Actionable Steps for Today's Puzzle
If you are currently stuck on the Connections hints August 22 grid, follow this exact workflow:
- Identify the "Restaurant" words. Look for Bill, Check, Tab, and Tip. If "Tip" isn't there, look for Gratuity. If neither is there, look for Draft.
- Isolate the "Drawn" category. Test the words Bath, Blank, Line, and Conclusion. If they are all present, lock them in. This is usually your Green or Yellow win.
- Look for the "Double Meaning" words. Words like Boxer (could be a dog, a fighter, or underwear) are almost always part of a "Types of X" category or a "Words that follow Y" category.
- The "Leftovers" Strategy. If you get down to eight words and you’re stuck, try to find the most obscure category first. Often, the last four words are so weird that you would never have guessed them anyway.
Pro Tip: If you see a word that can be a color (like "Orange" or "Rose"), check immediately if there are three other colors. If there are five colors, one is a trap. If there are only three, the "color" isn't the category—the category is something else entirely, like "Brands of Soda" (Orange) or "Types of Flowers" (Rose).
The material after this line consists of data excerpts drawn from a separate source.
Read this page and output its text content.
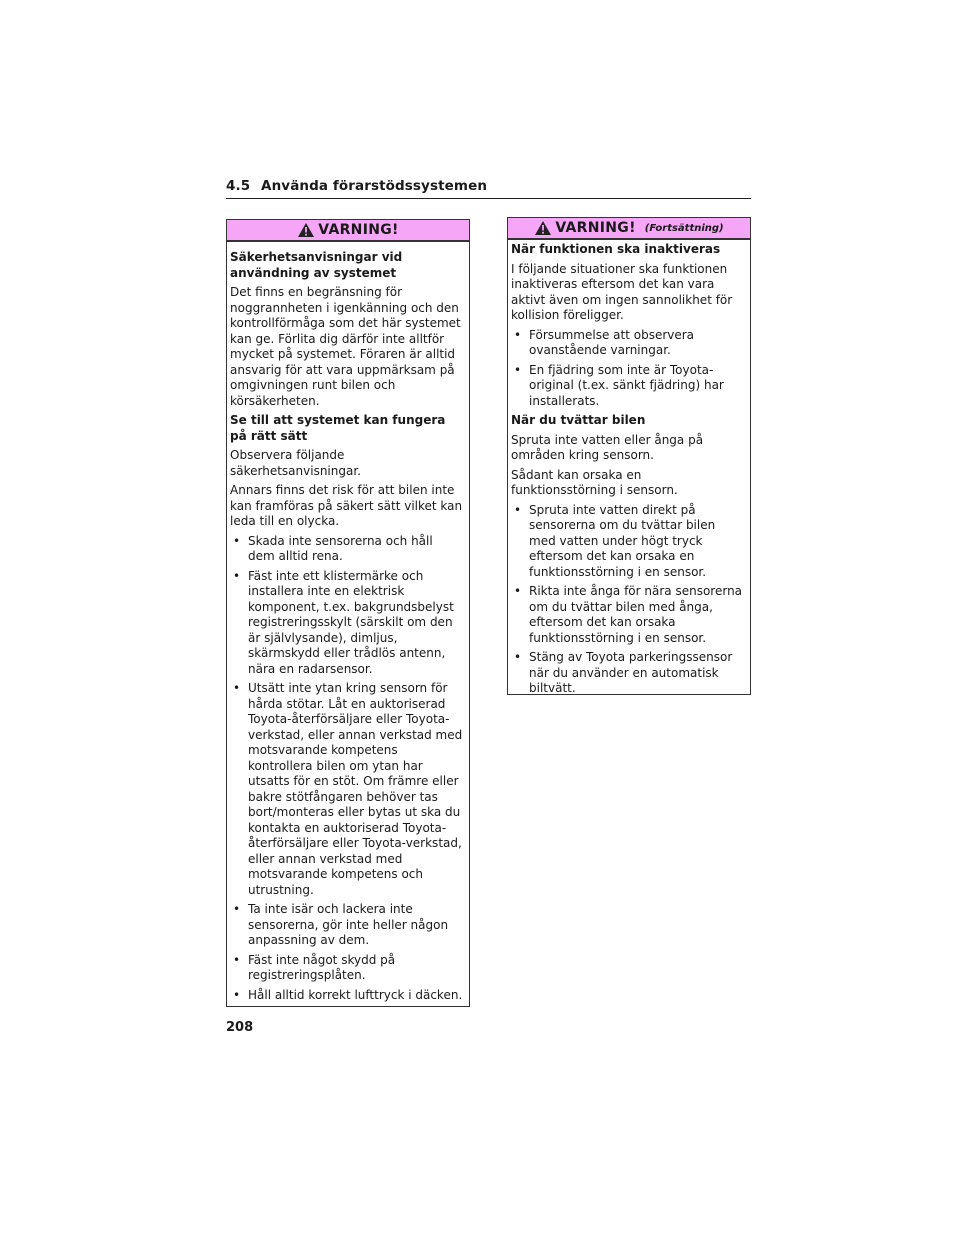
4.5 Använda förarstödssystemen
VARNING!
Säkerhetsanvisningar vid användning av systemet

Det finns en begränsning för noggrannheten i igenkänning och den kontrollförmåga som det här systemet kan ge. Förlita dig därför inte alltför mycket på systemet. Föraren är alltid ansvarig för att vara uppmärksam på omgivningen runt bilen och körsäkerheten.

Se till att systemet kan fungera på rätt sätt

Observera följande säkerhetsanvisningar.

Annars finns det risk för att bilen inte kan framföras på säkert sätt vilket kan leda till en olycka.

• Skada inte sensorerna och håll dem alltid rena.
• Fäst inte ett klistermärke och installera inte en elektrisk komponent, t.ex. bakgrundsbelyst registreringsskylt (särskilt om den är självlysande), dimljus, skärmskydd eller trådlös antenn, nära en radarsensor.
• Utsätt inte ytan kring sensorn för hårda stötar. Låt en auktoriserad Toyota-återförsäljare eller Toyota-verkstad, eller annan verkstad med motsvarande kompetens kontrollera bilen om ytan har utsatts för en stöt. Om främre eller bakre stötfångaren behöver tas bort/monteras eller bytas ut ska du kontakta en auktoriserad Toyota-återförsäljare eller Toyota-verkstad, eller annan verkstad med motsvarande kompetens och utrustning.
• Ta inte isär och lackera inte sensorerna, gör inte heller någon anpassning av dem.
• Fäst inte något skydd på registreringsplåten.
• Håll alltid korrekt lufttryck i däcken.
VARNING! (Fortsättning)
När funktionen ska inaktiveras

I följande situationer ska funktionen inaktiveras eftersom det kan vara aktivt även om ingen sannolikhet för kollision föreligger.

• Försummelse att observera ovanstående varningar.
• En fjädring som inte är Toyota-original (t.ex. sänkt fjädring) har installerats.
När du tvättar bilen

Spruta inte vatten eller ånga på områden kring sensorn.

Sådant kan orsaka en funktionsstörning i sensorn.

• Spruta inte vatten direkt på sensorerna om du tvättar bilen med vatten under högt tryck eftersom det kan orsaka en funktionsstörning i en sensor.
• Rikta inte ånga för nära sensorerna om du tvättar bilen med ånga, eftersom det kan orsaka funktionsstörning i en sensor.
• Stäng av Toyota parkeringssensor när du använder en automatisk biltvätt.
208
Solving the Connections puzzle is a marathon, not a sprint. Some days you get it in four straight clicks, and some days you fail miserably. The August 22 puzzle is one of those mid-tier difficulty grids that rewards patience over speed. Stop, breathe, shuffle, and look for the words that have more than one life. Once you stop seeing them as static text and start seeing them as shapeshifters, the game becomes a whole lot easier.
Good luck. You’re going to need it for the Purple group.
Next Steps for Mastery:
- Open your Notes app and jot down the categories you missed today. You'll notice themes repeat every few months.
- Try to explain the "Purple" category to someone else once you solve it. If you can't explain it, you didn't really solve it—you just got lucky with the leftovers.
- Use a digital dictionary to look up secondary definitions for the words you didn't recognize as belonging together; this expands your "lateral" vocabulary for tomorrow's grid.